Previously, several individuals with X-linked SCID (SCID-X1) were treated by gene therapy to restore the missing IL-2 receptor gamma (IL2RG) gene to CD34+ BM precursor cells using gammaretroviral vectors. While 9 of 10 patients were successfully treated, 4 of the 9 developed T cell leukemia 31-68 months after gene therapy. In 2 of these cases, blast cells contained activating vector insertions near the LIM domain-only 2 (LMO2) proto-oncogene. Here, we report data on the 2 most recent adverse events, which occurred in patients 7 and 10. In patient 10, blast cells contained an integrated vector near LMO2 and a second integrated vector near the proto-oncogene BMI1. In patient 7, blast cells contained an integrated vector near a third proto-oncogene,CCND2. Additional genetic abnormalities in the patients' blast cells included chromosomal translocations, gain-of-function mutations activating NOTCH1, and copy number changes, including deletion of tumor suppressor gene CDKN2A, 6q interstitial losses, and SIL-TAL1 rearrangement. These findings functionally specify a genetic network that controls growth in T cell progenitors. Chemotherapy led to sustained remission in 3 of the 4 cases of T cell leukemia, but failed in the fourth. Successful chemotherapy was associated with restoration of polyclonal transduced T cell populations. As a result, the treated patients continued to benefit from therapeutic gene transfer.
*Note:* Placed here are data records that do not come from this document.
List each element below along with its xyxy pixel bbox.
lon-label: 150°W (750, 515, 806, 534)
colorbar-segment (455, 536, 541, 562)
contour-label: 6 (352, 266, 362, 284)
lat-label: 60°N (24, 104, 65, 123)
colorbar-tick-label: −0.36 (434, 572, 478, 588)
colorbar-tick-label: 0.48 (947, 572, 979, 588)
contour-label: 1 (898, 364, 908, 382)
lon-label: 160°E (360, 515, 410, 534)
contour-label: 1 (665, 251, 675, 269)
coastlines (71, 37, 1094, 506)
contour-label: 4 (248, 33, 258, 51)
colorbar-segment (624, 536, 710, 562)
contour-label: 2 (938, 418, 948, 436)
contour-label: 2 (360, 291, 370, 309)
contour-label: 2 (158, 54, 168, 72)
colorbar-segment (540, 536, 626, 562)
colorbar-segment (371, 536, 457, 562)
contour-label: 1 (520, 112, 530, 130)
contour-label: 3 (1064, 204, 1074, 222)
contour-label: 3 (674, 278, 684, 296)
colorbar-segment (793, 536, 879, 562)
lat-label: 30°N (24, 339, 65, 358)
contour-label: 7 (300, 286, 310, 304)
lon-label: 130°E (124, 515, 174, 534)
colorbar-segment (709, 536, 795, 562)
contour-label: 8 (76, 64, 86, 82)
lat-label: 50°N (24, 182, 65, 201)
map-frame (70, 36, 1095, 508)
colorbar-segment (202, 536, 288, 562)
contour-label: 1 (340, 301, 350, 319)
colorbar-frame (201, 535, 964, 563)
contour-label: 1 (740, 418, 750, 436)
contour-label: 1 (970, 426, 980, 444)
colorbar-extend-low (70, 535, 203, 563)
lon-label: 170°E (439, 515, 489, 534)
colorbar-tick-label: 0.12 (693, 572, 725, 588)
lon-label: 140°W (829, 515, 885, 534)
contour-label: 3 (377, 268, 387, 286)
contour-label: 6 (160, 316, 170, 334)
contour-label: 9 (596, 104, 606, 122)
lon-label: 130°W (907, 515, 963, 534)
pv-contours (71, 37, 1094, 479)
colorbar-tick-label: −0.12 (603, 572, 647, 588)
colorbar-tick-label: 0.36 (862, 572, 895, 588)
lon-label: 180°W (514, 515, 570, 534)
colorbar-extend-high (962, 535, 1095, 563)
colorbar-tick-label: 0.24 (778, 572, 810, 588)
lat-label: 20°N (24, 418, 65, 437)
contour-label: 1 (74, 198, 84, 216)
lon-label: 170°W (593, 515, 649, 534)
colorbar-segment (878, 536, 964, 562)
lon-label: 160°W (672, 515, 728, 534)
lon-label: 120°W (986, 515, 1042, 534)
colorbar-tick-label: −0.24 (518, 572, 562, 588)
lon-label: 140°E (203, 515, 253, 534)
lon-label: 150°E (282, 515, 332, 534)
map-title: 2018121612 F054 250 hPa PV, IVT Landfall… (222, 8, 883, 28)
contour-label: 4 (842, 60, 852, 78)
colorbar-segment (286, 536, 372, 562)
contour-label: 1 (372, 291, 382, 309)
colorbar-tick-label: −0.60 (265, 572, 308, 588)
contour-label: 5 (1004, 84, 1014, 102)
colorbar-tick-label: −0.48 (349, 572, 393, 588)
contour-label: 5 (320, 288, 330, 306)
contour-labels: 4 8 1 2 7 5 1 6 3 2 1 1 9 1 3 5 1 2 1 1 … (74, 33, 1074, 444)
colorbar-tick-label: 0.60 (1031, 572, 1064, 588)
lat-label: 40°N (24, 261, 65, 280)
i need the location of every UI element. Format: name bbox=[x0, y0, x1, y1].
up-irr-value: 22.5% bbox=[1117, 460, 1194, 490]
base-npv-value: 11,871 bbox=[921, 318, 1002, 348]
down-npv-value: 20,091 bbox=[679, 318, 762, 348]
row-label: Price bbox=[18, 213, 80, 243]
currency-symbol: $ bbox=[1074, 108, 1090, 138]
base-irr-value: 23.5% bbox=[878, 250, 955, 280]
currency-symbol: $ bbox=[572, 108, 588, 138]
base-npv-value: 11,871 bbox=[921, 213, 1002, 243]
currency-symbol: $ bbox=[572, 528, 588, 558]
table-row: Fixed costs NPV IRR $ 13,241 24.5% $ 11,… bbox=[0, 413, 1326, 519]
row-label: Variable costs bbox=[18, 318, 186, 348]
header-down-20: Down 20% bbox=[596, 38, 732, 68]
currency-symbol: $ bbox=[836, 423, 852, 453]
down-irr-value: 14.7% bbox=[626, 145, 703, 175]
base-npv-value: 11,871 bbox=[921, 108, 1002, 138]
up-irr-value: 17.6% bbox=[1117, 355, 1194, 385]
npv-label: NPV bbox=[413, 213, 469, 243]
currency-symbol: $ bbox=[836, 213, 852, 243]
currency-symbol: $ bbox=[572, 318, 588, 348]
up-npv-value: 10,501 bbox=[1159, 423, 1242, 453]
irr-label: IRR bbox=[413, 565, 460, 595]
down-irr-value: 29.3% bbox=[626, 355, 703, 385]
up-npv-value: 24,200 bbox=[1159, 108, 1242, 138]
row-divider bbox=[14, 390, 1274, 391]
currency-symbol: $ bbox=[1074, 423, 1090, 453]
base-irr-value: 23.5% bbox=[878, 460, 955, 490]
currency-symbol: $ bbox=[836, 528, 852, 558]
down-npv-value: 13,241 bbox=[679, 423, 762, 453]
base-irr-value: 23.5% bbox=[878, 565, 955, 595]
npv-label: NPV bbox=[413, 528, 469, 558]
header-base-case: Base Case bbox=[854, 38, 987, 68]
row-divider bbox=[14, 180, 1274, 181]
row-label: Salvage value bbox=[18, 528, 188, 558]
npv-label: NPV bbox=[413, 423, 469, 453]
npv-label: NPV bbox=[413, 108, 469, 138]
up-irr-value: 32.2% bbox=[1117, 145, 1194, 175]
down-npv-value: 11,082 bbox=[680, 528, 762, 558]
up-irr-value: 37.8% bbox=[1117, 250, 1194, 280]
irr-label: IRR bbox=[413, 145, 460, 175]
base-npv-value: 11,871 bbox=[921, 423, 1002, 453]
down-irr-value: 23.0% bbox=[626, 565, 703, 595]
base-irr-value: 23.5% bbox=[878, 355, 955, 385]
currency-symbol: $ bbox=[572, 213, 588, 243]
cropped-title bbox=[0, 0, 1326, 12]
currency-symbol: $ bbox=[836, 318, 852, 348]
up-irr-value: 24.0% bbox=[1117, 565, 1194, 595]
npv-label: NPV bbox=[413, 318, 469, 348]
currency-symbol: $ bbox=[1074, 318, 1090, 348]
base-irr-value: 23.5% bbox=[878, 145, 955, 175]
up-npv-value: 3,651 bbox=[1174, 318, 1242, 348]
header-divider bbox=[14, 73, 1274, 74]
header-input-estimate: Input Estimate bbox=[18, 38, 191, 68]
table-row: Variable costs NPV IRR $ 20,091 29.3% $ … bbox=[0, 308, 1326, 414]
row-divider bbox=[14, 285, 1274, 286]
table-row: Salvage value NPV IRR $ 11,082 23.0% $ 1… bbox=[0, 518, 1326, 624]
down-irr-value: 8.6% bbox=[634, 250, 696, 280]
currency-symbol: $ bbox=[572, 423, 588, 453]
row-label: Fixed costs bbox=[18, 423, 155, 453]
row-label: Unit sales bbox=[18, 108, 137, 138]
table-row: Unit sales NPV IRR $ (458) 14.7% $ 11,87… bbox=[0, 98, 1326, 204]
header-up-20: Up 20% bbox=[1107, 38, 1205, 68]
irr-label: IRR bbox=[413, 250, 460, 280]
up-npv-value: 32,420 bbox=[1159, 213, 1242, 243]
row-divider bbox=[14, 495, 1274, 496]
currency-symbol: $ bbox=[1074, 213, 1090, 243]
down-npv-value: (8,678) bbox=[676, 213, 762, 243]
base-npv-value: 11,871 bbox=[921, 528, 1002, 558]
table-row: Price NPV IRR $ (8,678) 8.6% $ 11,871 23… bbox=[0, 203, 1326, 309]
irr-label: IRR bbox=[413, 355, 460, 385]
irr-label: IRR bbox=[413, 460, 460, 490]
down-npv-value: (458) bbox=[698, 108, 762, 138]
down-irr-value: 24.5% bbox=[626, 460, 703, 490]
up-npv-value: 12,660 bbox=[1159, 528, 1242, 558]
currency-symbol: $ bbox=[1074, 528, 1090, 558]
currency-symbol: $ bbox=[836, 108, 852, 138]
此前,数名X连锁重症联合免疫缺陷病(SCID-X1)患者接受了基因治疗,使用γ逆转录病毒载体将缺失的白细胞介素2受体γ(IL2RG)基因恢复到CD34+骨髓前体细胞中。虽然10名患者中有9名得到成功治疗,但其中9名患者中有4名在基因治疗后31 - 68个月发生了T细胞白血病。在其中2例病例中,原始细胞在仅含LIM结构域2(LMO2)原癌基因附近含有激活的载体插入。在此,我们报告最近发生在患者7和患者10身上的2起不良事件的数据。在患者10中,原始细胞在LMO2附近含有一个整合载体,在原癌基因BMI1附近含有第二个整合载体。在患者7中,原始细胞在第三个原癌基因CCND2附近含有一个整合载体。患者原始细胞中的其他遗传异常包括染色体易位、激活NOTCH1的功能获得性突变以及拷贝数变化,包括肿瘤抑制基因CDKN2A的缺失、6号染色体间质缺失和SIL-TAL1重排。这些发现从功能上明确了一个控制T细胞祖细胞生长的遗传网络。化疗使4例T细胞白血病中的3例实现了持续缓解,但第4例失败。成功的化疗与多克隆转导T细胞群体的恢复相关。因此,接受治疗的患者继续从治疗性基因转移中受益。